Polisi Tetapkan Delapan TSK Narkoba di Unram

NARKOBA: Kabid Humas Polda NTB, Kombes Pol Artanto saat menyampaikan siaran pers terkait penangkapan dugaan pelaku narkoba, Senin kemarin (20/7). (DERY HARJAN/RADAR LOMBOK)
NARKOBA: Kabid Humas Polda NTB, Kombes Pol Artanto saat menyampaikan siaran pers terkait penangkapan dugaan pelaku narkoba, Senin kemarin (20/7). (DERY HARJAN/RADAR LOMBOK)
Advertisement

MATARAM — Penyidik Subdit I Dit Resnarkoba Polda NTB menetapkan delapan tersangka (TSK) kasus dugaan transaksi penyalahgunaan narkotika di lingkungan kampus Universitas Mataram (Unram) pada Rabu lalu (15/7).

Dari ke delapan tersangka, dua diantaranya berstatus mahasiswa berinisial GYM, 25 tahun, asal Bima, dan JAG, 24 tahun, asal Surabaya. Sedangkan sisanya kebanyakan berstatus karyawan swasta berinisial  AIT, 40 tahun, asal Sumbawa, MSA, 26 tahun asal Lape, SHY, 26 tahun asal Dompu, HKJ, 26 tahun, asal Ampenan, Kota  Mataram, MP, 24 tahun  asal Selaparang, Kota Mataram, dan FH, 29 tahun, asal Sekarbela, Kota  Mataram.

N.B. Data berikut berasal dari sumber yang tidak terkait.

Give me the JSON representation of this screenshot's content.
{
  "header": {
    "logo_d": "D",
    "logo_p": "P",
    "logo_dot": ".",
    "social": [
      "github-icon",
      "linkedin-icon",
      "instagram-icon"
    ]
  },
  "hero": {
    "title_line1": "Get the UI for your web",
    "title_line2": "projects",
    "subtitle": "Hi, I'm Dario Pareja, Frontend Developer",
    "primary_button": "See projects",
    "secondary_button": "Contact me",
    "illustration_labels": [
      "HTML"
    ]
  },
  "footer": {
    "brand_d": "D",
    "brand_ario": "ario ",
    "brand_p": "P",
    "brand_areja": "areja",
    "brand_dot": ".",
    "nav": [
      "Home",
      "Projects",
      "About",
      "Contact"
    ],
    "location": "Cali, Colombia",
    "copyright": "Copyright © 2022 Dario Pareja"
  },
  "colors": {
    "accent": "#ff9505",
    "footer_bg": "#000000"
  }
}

Kabid Humas Polda NTB, Kombes Pol Artanto mengatakan, ke delapan orang tersebut ditetapkan tersangka usai dilakukan gelar perkara. “Mengingat bukti cukup, mereka langsung ditetapkan sebagai tersangka,” ungkap Artanto, Senin kemarin (20/7).

Adapun barang bukti dimaksud, yaitu narkotika jenis Ganja seberat 14,13 gram,  batang dan biji kering jenis Ganja seberat 2 gram, dan Ganja yang telah dicampur dengan tembakau seberat 3,89 gram.

Terkait darimana tersangka mendapatkan barang tersebut Artanto mengatakan bahwa polisi masih mendalami hal itu. Termasuk sudah berapa kali tersangka melakukan transaksi narkotika di lingkungan kampus Unram. “Sebab informasinya mereka sudah sering melakukan transaksi disana. Nah itu yang sedang kita dalami,” ucapnya.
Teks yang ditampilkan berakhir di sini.